Uma resposta de saúde há muito aguardada continua bloqueada
Este investimento foi concebido numa lógica clara de complementaridade com o Serviço Nacional de Saúde, permitindo que toda a população possa usufruir de uma resposta assistencial mais próxima, integrada e eficiente.
Não obstante este esforço relevante, que reforça a capacidade instalada e a resposta assistencial na região, subsiste uma lacuna estrutural no concelho de Tondela ao nível dos meios complementares de diagnóstico, nomeadamente pela inexistência local destes serviços essenciais.
Importa sublinhar que o aumento crescente da população no concelho, a dimensão geográfica do mesmo e o inexorável envelhecimento da população, traduz-se inúmeras vezes numa dificuldade de acesso da população mais fragilizada. Concomitantemente ao envelhecimento junta-se o isolamento e a falta de transportes públicos do concelho, afim da realização dos exames em tempo oportuno.
Perante estes desafios a população vê-se obrigada desde sempre a sair do concelho, fazendo longas deslocações para a realização dos exames. Acresce que os serviços disponíveis para a realização dos mesmos começam a ser escassos.
Para a exigência e complexidade clínica dos tempos modernos, a melhor resposta à necessidade das populações obriga à implantação de serviços em proximidade. Uma aspiração que os clínicos da região, reconhecem de forma consistente a falta de suprir esta carência.
Esta realidade torna-se ainda mais evidente quando considerada no contexto de um município com reconhecido crescimento demográfico e dinamismo económico, exigindo uma resposta de saúde adequada, próxima e eficiente.
Contudo, e apesar da evidente necessidade e do alinhamento com os objetivos de proximidade, equidade e reforço da capacidade do SNS, a concretização desta valência depende da obtenção das respetivas convenções para os meios complementares de diagnóstico comparticipados (ecografia, TAC e Raio-X), sem as quais não é possível garantir o acesso universal a estes serviços.
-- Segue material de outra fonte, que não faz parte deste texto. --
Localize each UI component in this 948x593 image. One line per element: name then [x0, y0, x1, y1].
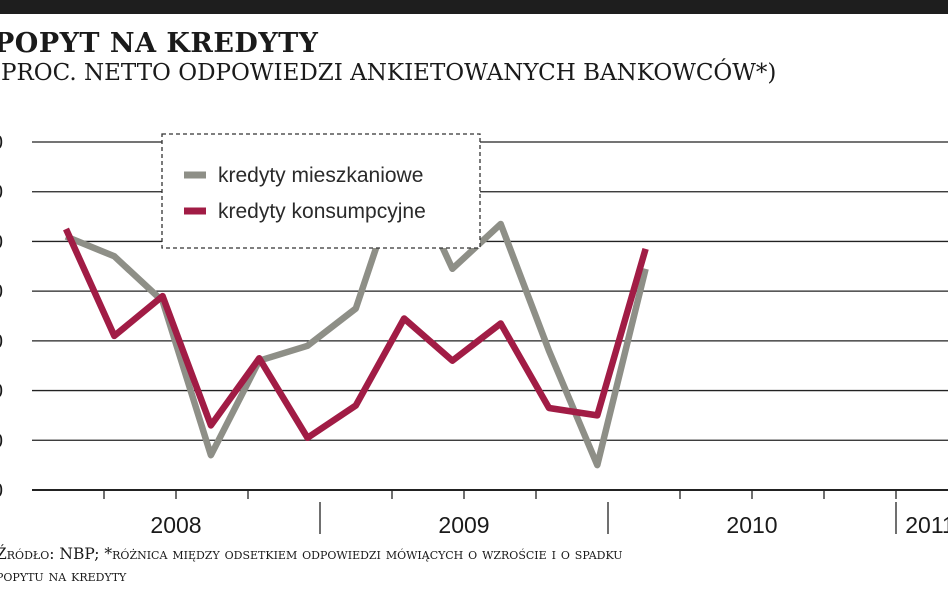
y-tick-label: 40 — [0, 132, 3, 154]
year-label: 2008 — [150, 512, 201, 538]
year-label: 2009 — [438, 512, 489, 538]
source-line-2: popytu na kredyty — [0, 567, 127, 585]
chart-subtitle: (PROC. NETTO ODPOWIEDZI ANKIETOWANYCH BA… — [0, 60, 777, 86]
legend-label: kredyty mieszkaniowe — [218, 164, 423, 187]
chart-title: POPYT NA KREDYTY — [0, 28, 319, 59]
legend-box — [161, 133, 481, 249]
y-tick-label: -40 — [0, 331, 3, 353]
y-tick-label: -80 — [0, 430, 3, 452]
source-line-1: Źródło: NBP; *różnica między odsetkiem o… — [0, 545, 623, 563]
legend-label: kredyty konsumpcyjne — [218, 200, 426, 223]
series-line-konsumpcyjne — [63, 227, 649, 442]
line-chart: 40 20 0 -20 -40 -60 -80 -100 2008 2009 2010 2011 kre… — [0, 132, 948, 538]
y-tick-label: -20 — [0, 281, 3, 303]
year-label: 2011 — [905, 512, 948, 538]
year-label: 2010 — [726, 512, 777, 538]
source-note: Źródło: NBP; *różnica między odsetkiem o… — [0, 543, 948, 587]
y-tick-label: -60 — [0, 381, 3, 403]
y-tick-label: 0 — [0, 231, 3, 253]
y-tick-label: 20 — [0, 182, 3, 204]
top-bar — [0, 0, 948, 14]
y-tick-label: -100 — [0, 480, 3, 502]
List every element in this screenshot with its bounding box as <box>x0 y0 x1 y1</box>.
A obtenção destas convenções constituirá, por isso, um passo determinante para a consolidação do investimento, permitindo a sua evolução para a área da Ressonância Magnética, um exame de crescente relevância clínica e diagnóstica, cada vez mais indispensável à deteção precoce, caracterização e monitorização de múltiplas patologias.
Importa ainda salientar que o projeto se encontra há cerca de um ano a aguardar respostas aos diversos pedidos apresentados junto das entidades competentes, bem como aos esforços desenvolvidos no sentido de viabilizar estas soluções, situação que tem gerado constrangimentos à plena operacionalização da unidade.
Neste contexto, constata-se uma manifesta falta de apoio e interesse por parte das entidades e forças locais, o que contrasta com o impacto positivo que esta resposta poderá representar para a população do concelho e para o próprio sistema de saúde regional, perante desafios futuros e muito próximos, de que são exemplo o envelhecimento da população e o crescimento demográfico.